Jerusalem: Prime Minister Malcolm Turnbull is to blame for the "turmoil and chaos" in the Australian government and parliament after the High Court's dual citizenship rulings, opposition leader Bill Shorten said on Sunday night.
Mr Shorten has arrived in Jerusalem for a round of political meetings and to attend the commemorative ceremony of the ANZAC Beersheba light horse charge 100 years ago.
Mr Turnbull had been due to arrive late Saturday for a Sunday meeting with Israel's Prime Minister Benjamin Netanyahu. However the Prime Minister delayed his flight and truncated his Israel plans in order to sort out the political mess left by the disqualification of Deputy Prime Minister Barnaby Joyce and others. He is now expected in Israel Monday afternoon, local time.

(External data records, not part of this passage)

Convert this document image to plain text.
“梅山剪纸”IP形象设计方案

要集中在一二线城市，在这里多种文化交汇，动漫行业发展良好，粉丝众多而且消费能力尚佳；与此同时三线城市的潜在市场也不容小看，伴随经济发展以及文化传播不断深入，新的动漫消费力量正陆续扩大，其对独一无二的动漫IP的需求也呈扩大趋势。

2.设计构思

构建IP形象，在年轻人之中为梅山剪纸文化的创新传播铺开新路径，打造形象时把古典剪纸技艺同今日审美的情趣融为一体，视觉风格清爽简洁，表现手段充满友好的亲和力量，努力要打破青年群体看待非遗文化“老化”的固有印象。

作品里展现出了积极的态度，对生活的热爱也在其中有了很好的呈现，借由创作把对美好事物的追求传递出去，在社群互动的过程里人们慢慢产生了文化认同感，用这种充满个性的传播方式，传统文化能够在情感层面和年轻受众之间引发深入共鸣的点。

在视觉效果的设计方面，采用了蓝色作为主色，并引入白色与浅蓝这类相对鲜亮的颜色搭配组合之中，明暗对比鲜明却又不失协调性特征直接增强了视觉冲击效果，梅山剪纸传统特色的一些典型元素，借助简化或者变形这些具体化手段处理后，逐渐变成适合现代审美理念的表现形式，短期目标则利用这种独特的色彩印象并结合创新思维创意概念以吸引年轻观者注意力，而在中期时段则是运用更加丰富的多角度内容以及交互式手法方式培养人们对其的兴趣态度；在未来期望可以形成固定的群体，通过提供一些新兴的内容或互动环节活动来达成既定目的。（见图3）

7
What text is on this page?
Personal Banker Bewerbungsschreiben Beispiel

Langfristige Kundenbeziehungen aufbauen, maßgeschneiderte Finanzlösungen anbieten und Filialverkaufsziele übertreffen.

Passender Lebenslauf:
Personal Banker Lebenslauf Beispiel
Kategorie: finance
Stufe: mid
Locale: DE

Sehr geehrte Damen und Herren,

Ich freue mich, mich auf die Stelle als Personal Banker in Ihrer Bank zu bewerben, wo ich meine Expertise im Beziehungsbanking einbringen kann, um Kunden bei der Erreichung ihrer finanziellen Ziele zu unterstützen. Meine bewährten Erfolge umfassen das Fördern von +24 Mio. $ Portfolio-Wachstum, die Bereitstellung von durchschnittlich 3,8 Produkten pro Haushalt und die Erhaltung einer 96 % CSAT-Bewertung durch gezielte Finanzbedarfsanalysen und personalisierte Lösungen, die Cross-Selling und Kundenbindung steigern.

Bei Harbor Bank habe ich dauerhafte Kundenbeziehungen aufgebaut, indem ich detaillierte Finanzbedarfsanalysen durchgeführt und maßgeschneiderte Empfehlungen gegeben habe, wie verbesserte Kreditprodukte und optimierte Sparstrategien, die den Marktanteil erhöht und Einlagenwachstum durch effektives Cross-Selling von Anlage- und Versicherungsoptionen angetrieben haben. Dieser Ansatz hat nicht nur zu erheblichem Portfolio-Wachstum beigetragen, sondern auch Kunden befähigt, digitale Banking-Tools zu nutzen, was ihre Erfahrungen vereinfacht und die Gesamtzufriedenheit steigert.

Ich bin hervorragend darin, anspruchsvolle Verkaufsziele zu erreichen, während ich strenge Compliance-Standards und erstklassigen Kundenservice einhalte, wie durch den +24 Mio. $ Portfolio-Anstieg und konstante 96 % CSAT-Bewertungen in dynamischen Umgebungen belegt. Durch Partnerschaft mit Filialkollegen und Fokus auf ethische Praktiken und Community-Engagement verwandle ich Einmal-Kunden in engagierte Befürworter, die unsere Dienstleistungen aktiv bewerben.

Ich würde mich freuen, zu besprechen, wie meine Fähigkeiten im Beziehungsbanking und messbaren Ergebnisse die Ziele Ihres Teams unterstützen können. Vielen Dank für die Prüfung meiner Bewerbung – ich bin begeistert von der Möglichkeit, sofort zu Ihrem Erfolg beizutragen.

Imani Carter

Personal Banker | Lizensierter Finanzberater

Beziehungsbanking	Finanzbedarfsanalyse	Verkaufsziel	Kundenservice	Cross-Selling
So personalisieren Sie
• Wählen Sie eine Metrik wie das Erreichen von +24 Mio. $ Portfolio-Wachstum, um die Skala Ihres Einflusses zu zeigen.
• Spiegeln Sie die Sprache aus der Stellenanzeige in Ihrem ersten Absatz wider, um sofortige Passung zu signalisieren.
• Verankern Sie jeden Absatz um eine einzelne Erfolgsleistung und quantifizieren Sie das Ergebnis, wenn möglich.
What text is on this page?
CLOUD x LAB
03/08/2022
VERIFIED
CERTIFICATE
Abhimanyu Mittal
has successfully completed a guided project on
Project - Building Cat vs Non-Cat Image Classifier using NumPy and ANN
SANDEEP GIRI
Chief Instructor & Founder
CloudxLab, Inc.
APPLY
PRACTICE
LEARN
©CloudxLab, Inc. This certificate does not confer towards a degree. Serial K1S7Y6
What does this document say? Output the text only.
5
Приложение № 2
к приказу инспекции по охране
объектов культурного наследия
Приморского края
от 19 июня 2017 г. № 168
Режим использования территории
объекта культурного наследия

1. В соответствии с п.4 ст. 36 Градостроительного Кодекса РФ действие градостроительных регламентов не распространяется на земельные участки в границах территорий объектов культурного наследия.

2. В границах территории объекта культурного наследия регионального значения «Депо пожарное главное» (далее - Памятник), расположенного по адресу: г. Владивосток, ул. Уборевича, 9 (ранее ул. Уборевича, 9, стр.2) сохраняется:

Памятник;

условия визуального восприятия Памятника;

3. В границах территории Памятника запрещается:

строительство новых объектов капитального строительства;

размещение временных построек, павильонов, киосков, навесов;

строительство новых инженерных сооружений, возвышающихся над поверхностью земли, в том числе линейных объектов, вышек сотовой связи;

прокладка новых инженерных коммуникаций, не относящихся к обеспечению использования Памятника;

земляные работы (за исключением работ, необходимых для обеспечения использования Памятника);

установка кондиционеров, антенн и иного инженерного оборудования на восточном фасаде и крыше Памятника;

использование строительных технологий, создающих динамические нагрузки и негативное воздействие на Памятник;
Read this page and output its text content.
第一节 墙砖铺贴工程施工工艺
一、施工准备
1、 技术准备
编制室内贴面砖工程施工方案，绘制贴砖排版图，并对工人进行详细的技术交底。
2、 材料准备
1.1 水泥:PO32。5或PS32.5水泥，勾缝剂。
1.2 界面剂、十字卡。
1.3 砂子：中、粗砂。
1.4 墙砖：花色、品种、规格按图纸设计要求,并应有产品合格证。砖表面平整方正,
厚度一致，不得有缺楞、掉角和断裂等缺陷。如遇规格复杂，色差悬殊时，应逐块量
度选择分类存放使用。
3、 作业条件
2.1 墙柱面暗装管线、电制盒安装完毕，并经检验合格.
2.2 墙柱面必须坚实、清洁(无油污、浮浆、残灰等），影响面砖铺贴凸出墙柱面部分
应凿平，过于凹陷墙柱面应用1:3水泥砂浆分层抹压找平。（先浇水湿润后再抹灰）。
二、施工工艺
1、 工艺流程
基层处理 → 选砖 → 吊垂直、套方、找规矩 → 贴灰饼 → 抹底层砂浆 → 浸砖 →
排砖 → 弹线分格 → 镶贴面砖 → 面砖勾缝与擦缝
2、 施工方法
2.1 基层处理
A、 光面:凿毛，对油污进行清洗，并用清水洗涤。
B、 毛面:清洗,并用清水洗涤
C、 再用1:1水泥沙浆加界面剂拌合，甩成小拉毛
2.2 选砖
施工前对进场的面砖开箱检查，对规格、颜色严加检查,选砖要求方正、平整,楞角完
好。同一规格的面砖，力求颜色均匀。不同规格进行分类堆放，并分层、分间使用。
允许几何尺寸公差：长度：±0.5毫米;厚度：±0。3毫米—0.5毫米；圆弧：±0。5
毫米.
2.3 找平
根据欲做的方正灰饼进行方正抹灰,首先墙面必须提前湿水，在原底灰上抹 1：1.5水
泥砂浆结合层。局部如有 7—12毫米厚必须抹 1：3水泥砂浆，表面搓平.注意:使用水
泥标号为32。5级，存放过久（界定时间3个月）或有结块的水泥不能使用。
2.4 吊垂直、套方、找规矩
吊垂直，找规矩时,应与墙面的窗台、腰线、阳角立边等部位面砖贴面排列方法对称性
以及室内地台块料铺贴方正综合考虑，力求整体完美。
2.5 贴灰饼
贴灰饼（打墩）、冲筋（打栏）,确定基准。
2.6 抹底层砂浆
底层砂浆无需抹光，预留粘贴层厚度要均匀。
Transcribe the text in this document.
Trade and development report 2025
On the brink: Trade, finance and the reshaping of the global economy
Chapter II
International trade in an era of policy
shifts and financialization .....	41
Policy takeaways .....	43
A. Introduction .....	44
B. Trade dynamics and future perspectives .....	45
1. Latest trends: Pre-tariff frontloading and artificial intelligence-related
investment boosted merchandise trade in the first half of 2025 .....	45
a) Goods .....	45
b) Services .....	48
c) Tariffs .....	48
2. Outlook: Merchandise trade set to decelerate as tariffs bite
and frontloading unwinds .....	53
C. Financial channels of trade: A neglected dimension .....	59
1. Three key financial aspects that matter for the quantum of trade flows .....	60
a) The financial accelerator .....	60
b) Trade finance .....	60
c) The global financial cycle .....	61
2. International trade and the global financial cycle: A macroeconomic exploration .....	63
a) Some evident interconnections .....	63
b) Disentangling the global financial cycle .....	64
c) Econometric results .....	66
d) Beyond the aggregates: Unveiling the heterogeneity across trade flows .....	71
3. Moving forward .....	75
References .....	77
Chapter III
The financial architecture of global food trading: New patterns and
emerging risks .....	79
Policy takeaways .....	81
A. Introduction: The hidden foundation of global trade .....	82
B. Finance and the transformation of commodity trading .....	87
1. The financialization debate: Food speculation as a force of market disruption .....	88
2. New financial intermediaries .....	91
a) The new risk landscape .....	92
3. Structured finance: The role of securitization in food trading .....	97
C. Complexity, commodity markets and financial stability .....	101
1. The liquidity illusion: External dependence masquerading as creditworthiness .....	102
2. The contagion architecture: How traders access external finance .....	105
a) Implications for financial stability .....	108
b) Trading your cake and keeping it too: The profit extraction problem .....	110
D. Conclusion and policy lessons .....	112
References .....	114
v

"All of this current turmoil and chaos in the Australian government and the Australian Parliament could have been avoided if Turnbull had simply stood Joyce aside until the High Court had made its decision," Mr Shorten said.
"But Mr Turnbull is too arrogant for that, and because of his arrogance and his poor judgement we've now got the current turmoil."
This lack of judgment was further underlined by Mr Turnbull's claim in Parliament in August that the High Court would make sure that Mr Joyce remained Deputy Prime Minister, which turned out to be "hopelessly wrong", Mr Shorten said.
However Mr Turnbull was defended on Saturday evening by the Minister for Veterans' Affairs Dan Tehan, who said the change of plans in Israel was "not embarrassing - this sort of thing happens all the time".
"As a matter of fact the Israelis have done the same to us on quite a few occasions over the last decade," Mr Tehan - who is also visiting Israel with a contingent of Australian cyber security startups - said.
He said Mr Turnbull "will get everything he needs to get out of this (visit)".
"The Prime Minister backed his team, he was confident that a decision would have been made (by the High Court), in the end a different decision was made. You have to back your team."
On Monday Mr Shorten was due to visit the Aida Palestinian refugee camp near Bethlehem, Jerusalem to meet government and opposition leaders, and then Ramallah to meet Palestinian Prime Minister Rami Hamdallah.
On Tuesday he and Mr Turnbull will attend the Beersheba commemorative ceremony.
Mr Shorten said he supported Labor's national policy of pushing for a two-state solution, respecting the right of Israel to live within secure borders and the legitimate aspiration of the Palestinian people to have their own homeland.
But he said he recognised the genuine frustration within Labor and more widely in Australia and around the world at the lack of progress towards a two-state solution.
Mr Shorten said he would also raise with the Israeli government the case of fugitive school principal Malka Leifer who faces prosecution in relation to 74 alleged sexual offences against girls she taught at Adass Israel School in the Melbourne suburb of Elsternwick.
"The best way justice can be resolved is for justice to be dispensed in Australia," Mr Shorten said.
"I think it is a very serious matter and I will be raising it with the Israeli government."